2) Demokrasi, temel hak ve özgürlüklere dayalı bir rejim olarak değil, faşizmi davet eden bir biçimde sadece ‘çoğunluğun yönetimi’ olarak algılanmıştır. Yalnızca sandığın oy mekanizmasının işlemesi, sürecin demokratik sayılması için yeterli görülmüştür. Naziler bunu kendi amaçları için çok güzel kullanmışlardır.
3) Eğitim ve örgütlenme etkinlikleri Naziler tarafından son derece etkin bir biçimde kullanılmıştır. Özellikle çocuklar ve gençler arasındaki örgütlenmeye önem verilmiş, tüm toplum, milli eğitim olanakları kullanılarak gençler ve çocuklar aracılığıyla biçimlendirilmiştir.
4) Nazilere karşı çıkanlar yavaş yavaş temizlenmiş, Hitler karşıtları hiçbir zaman birleşme, bütünleşme, ortak cephe oluşturma, örgütlenme ve güçlenme şansı bulamadan teker teker tasfiye edilmişlerdir.

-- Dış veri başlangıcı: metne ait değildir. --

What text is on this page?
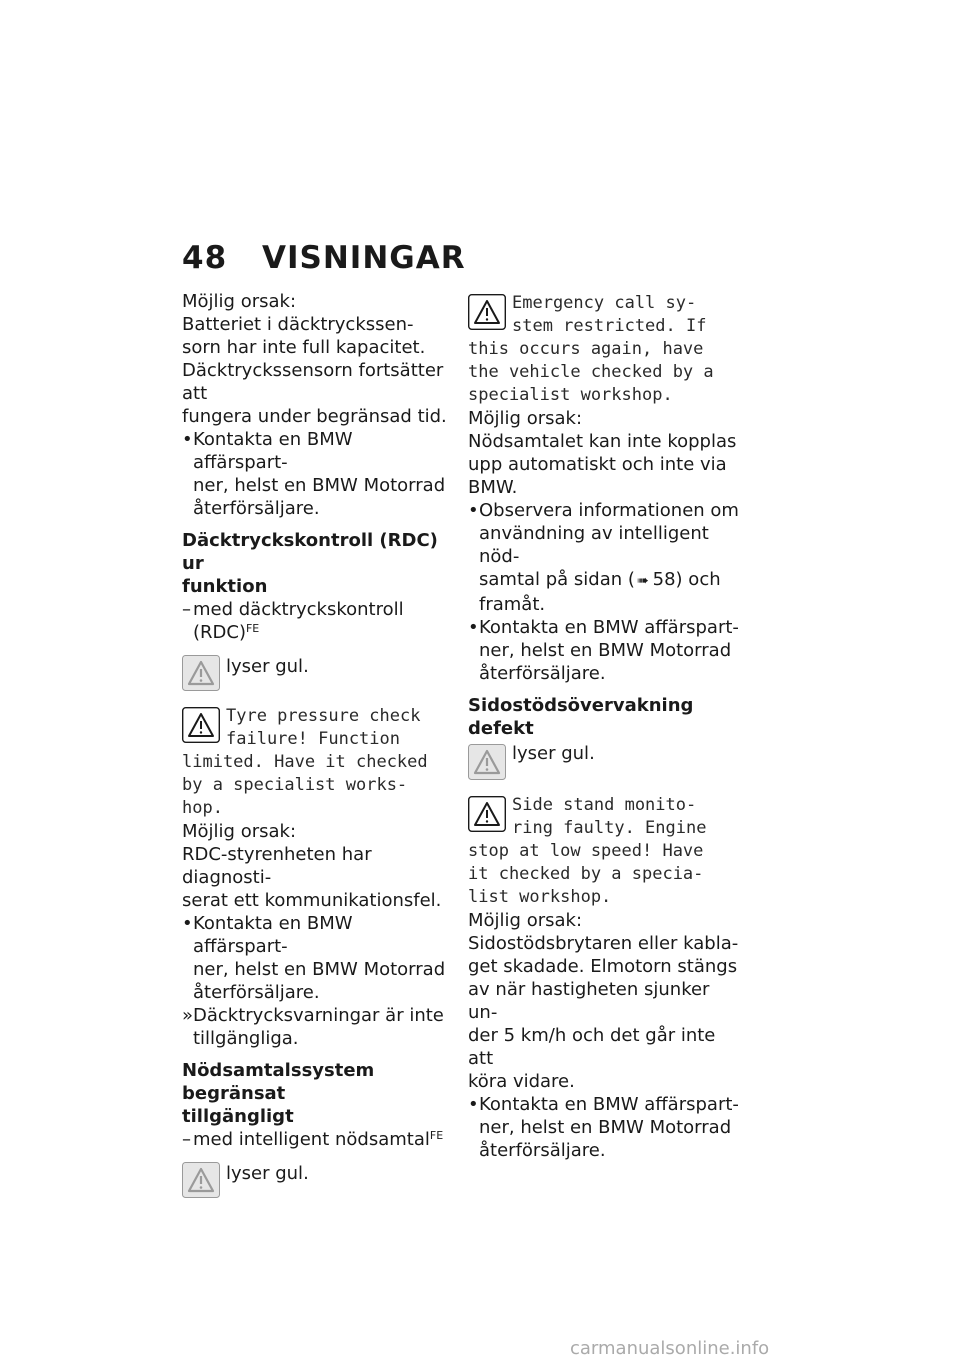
48 VISNINGAR

Möjlig orsak:

Batteriet i däcktryckssen-

sorn har inte full kapacitet.

Däcktryckssensorn fortsätter att

fungera under begränsad tid.

• Kontakta en BMW affärspart-
ner, helst en BMW Motorrad
återförsäljare.

Däcktryckskontroll (RDC) ur
funktion

– med däcktryckskontroll
(RDC)$^{FE}$
lyser gul.

Tyre pressure check

failure! Function

limited. Have it checked

by a specialist works-

hop.

Möjlig orsak:

RDC-styrenheten har diagnosti-

serat ett kommunikationsfel.

• Kontakta en BMW affärspart-
ner, helst en BMW Motorrad
återförsäljare.
» Däcktrycksvarningar är inte
tillgängliga.

Nödsamtalssystem begränsat
tillgängligt

– med intelligent nödsamtal$^{FE}$
lyser gul.

Emergency call sy-

stem restricted. If

this occurs again, have

the vehicle checked by a

specialist workshop.

Möjlig orsak:

Nödsamtalet kan inte kopplas

upp automatiskt och inte via

BMW.

• Observera informationen om
användning av intelligent nöd-
samtal på sidan ( ➠ 58) och
framåt.
• Kontakta en BMW affärspart-
ner, helst en BMW Motorrad
återförsäljare.

Sidostödsövervakning defekt

lyser gul.

Side stand monito-

ring faulty. Engine

stop at low speed! Have

it checked by a specia-

list workshop.

Möjlig orsak:

Sidostödsbrytaren eller kabla-

get skadade. Elmotorn stängs

av när hastigheten sjunker un-

der 5 km/h och det går inte att

köra vidare.

• Kontakta en BMW affärspart-
ner, helst en BMW Motorrad
återförsäljare.
carmanualsonline.info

5) Ülkenin bir ‘savaş durumu’ içinde bulunması her türlü milliyetçi duyguların aşırı biçimde yorumlanmasına, ‘ihanet’ kavramı üzerine dayalı propagandanın muhalefeti bütünüyle susturmasına yardımcı olmuştur.
6) Siyasal ve toplumsal propaganda en ileri tekniklerle, en yaygın ve en şiddetli biçimiyle, toplumun beyninin yıkanması için kullanılmıştır. Bu çerçevede radyo, önemli bir iletişim kanalı olarak Naziler tarafından çok iyi kullanılan bir araç olmuştur.

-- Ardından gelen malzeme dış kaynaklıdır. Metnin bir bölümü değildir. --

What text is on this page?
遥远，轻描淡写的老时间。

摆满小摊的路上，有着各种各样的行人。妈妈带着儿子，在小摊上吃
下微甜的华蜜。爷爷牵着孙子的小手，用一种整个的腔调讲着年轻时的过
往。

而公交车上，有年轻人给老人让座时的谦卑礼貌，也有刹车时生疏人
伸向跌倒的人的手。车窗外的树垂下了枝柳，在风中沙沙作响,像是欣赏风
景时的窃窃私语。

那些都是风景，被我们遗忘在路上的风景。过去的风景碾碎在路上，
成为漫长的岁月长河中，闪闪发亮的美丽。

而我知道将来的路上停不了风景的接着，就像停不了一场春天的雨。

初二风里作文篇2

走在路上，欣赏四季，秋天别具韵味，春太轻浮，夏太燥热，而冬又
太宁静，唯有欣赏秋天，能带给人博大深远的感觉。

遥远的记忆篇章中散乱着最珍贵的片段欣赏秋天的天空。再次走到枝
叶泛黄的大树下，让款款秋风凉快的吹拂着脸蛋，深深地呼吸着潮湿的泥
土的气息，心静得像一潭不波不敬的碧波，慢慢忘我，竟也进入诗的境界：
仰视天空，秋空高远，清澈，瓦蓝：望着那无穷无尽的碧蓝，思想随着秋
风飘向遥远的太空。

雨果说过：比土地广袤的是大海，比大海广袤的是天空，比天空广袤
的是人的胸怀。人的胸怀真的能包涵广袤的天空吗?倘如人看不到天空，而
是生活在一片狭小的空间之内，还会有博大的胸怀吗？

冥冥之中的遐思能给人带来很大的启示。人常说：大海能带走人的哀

7) Toplu cinayetler, toplama kampları, gaz odaları, fırınlar, toplumda açık ve şeffaf biçimde meşru ortamlarda tartışmaya fazla konu edilmemiştir. Bu yöndeki çabalar derhal engellenmiş, cinayetlerin üstü örtülmeye çalışılmıştır. Toplum, gözü önünde olanları adeta bir ‘sessiz film izler gibi’ seyretmiştir.
8) Soykırım, temelde asil ve yüce bir değer olarak takdim edilen ‘Germen ırkçılığına’ dayandırılmış, insanların kimlikleriyle ilgili olan ‘milliyetçilik duygusu’ en aşırı biçimde istismar edilmiş ve cinayetlerin arka planındaki gerekçe olarak kullanılmıştır.
9) Toplumsal çapta uygulanan soykırım, ülke sınırlarını da aşan daha büyük ve daha yüce bir ‘evrensel dünya düzeni’ çerçevesinde ele alınmış, insanların tarih ve ‘insanlık’ bilinci ‘Germen ırkçılığı’ çerçevesinde yeni bir tarih, yeni bir dünya ve yeni bir insanlık adına uygulamaya konulmuştur.
10) Adalet mekanizması doğrudan siyasetin ve Nazi İdeolojisi’nin emrine alınmıştır.
11) Bilimin, sanat ve kültürün her alanı, adaleti de kapsayacak bir biçimde bu ‘yeni ideoloji’, ‘yeni dünya düzeni’ çerçevesinde yönlendirilmiş, toplum, bu kanallar aracılığıyla da manipüle edilmiştir.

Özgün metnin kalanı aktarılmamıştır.